Gene banks store biological samples, other than seeds, such as sperm or eggs.

They are usually frozen.

Owing to the problems caused by inbreeding, alleles from gene banks are used to increase genetic diversity in a process called outbreeding.

Breeding unrelated or distantly related varieties is also a form of outbreeding.

This reduces the occurrence of homozygous recessives and increases the potential to adapt to environmental change.

Pedigree dogs and the ethics of artificial selection.

Domesticated dogs are all members of the same species, Canisfamilioris.

They are another, sometimes controversial, example of how selective breeding has created a variety of different-looking individuals from one wild species.

The wild species was the grey wolf and the process began between 18 000 and 32 000 years ago when humans were still leading a hunter-gatherer lifestyle.

It is thought that wolves started ‘hanging around’ human hunting parties because of the availability of scraps of leftover food.

Over time, the more social wolves would have become integrated into the human groups and so the process of selective breeding began.

The wolves that became integrated were eventually used to help catch animals during the hunts or served a protective role like modern-day guard dogs.

Hunter-gatherers eventually started forming settled communities and began the practice of farming.

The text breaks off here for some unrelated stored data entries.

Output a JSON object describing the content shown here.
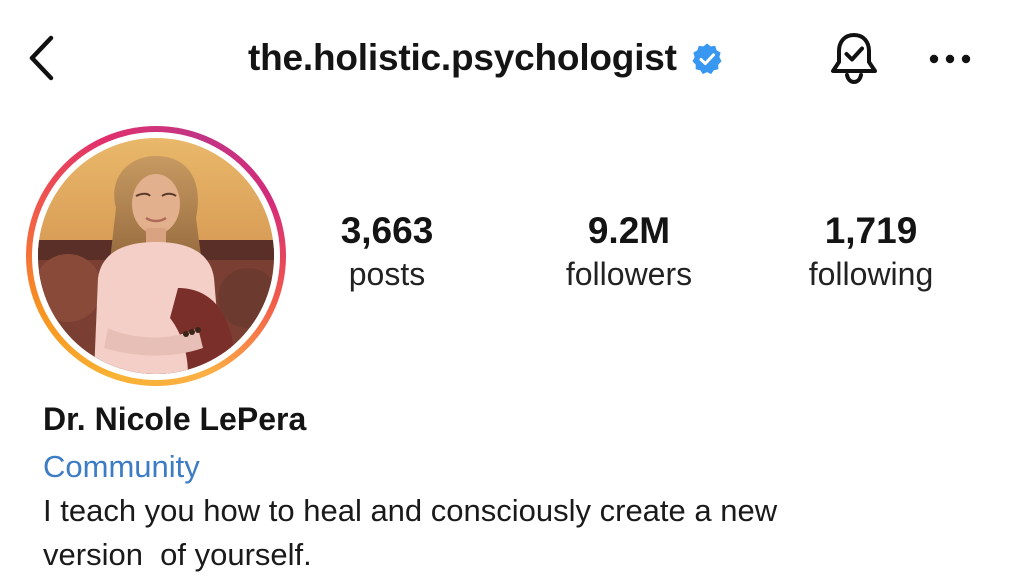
{
  "header": {
    "username": "the.holistic.psychologist",
    "back_icon": "chevron-left-icon",
    "verified_icon": "verified-badge-icon",
    "verified_color": "#3897f0",
    "bell_icon": "bell-check-icon",
    "more_icon": "more-horizontal-icon"
  },
  "profile": {
    "avatar_icon": "profile-avatar",
    "ring_colors": [
      "#f9b233",
      "#f15a4a",
      "#e1306c",
      "#c13584"
    ]
  },
  "stats": {
    "posts": {
      "value": "3,663",
      "label": "posts"
    },
    "followers": {
      "value": "9.2M",
      "label": "followers"
    },
    "following": {
      "value": "1,719",
      "label": "following"
    }
  },
  "bio": {
    "name": "Dr. Nicole LePera",
    "category": "Community",
    "category_color": "#3b7cc4",
    "text": "I teach you how to heal and consciously create a new\nversion  of yourself."
  }
}
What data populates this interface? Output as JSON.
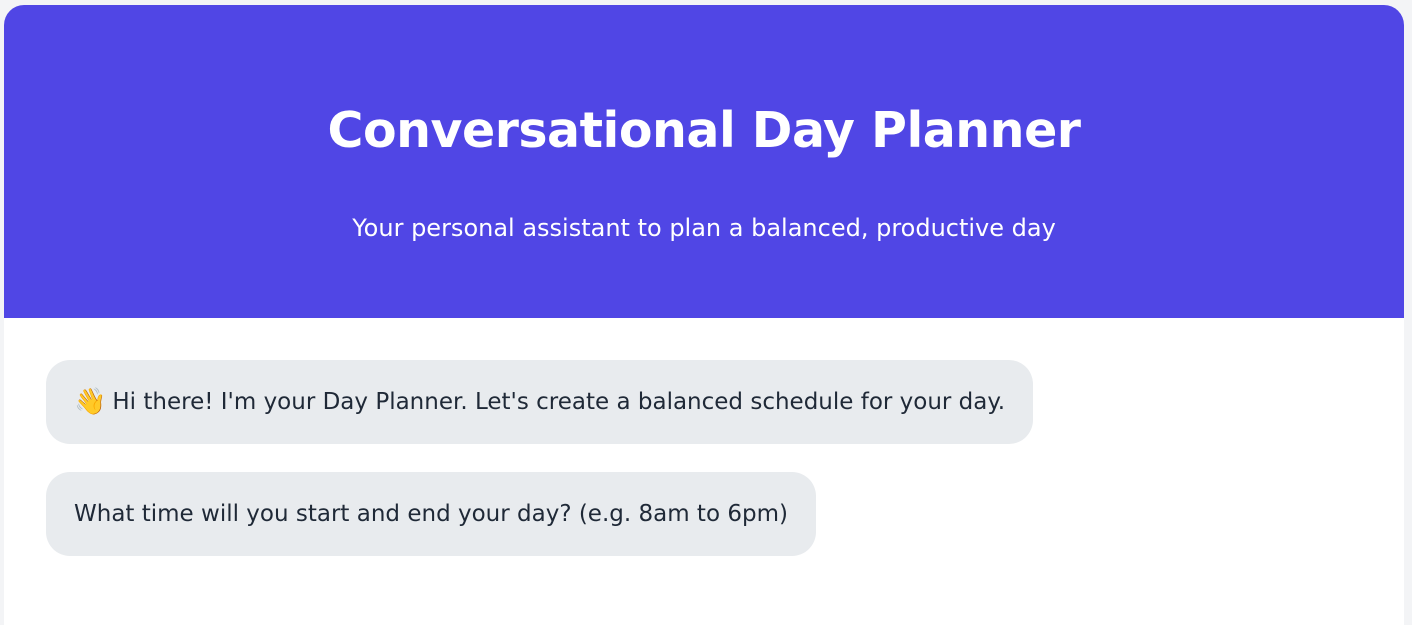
{
  "header": {
    "title": "Conversational Day Planner",
    "subtitle": "Your personal assistant to plan a balanced, productive day"
  },
  "messages": [
    {
      "icon": "👋",
      "icon_name": "waving-hand-icon",
      "text": "Hi there! I'm your Day Planner. Let's create a balanced schedule for your day."
    },
    {
      "text": "What time will you start and end your day? (e.g. 8am to 6pm)"
    }
  ],
  "colors": {
    "header_bg": "#5046e5",
    "bubble_bg": "#e8ebee",
    "text": "#1f2937"
  }
}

The evolving wolves would have had new roles such as herding animals.

Different traits were selected depending on whether they were used for hunting, fighting, herding, or even as status symbols, and so a range of dogs with different characteristics evolved.

Many of those characteristics have been exaggerated by continued selective breeding and are most obvious in pedigree dogs seen today.

Rather than being selected for the role they performed which was not dissimilar to natural selection, they began to be selected for their looks which took no account of any impact on their health.

Interbreeding with wild wolves would have been common which can make tracing the evolution of dogs difficult.

Dachshunds were selected for small size and short legs so that they could follow prey such as foxes and badgers into burrows.

Great Danes were selected for large size and strength for hunting and fighting.

The breeding of pedigree dogs is restricted to the descendants of dogs that were registered by the Kennel Club in 18. 3 after the different types or breeds of dog had been developed by breeders and the standard characteristics of each breed identified.

With the limited gene pool and lack of outbreeding it is inevitable that unwanted traits are selected for also.

  • Big dogs often have hip or heart problems.
  • The skull of the King Charles spaniel is too small to accommodate the brain comfortably leading to pain and discomfort.
  • Bulldogs usually have breathing difficulties due to the shape of their noses.
  • Dachshunds often have back problems and suffer from epilepsy.
  • Diseased dogs have effectively been deliberately interbred.

There are now moves to change some of the breed descriptions to prevent some of the worst examples of this practice.

Selective breeding has been used for centuries in farming to improve the quality and yield of crops and animal produce.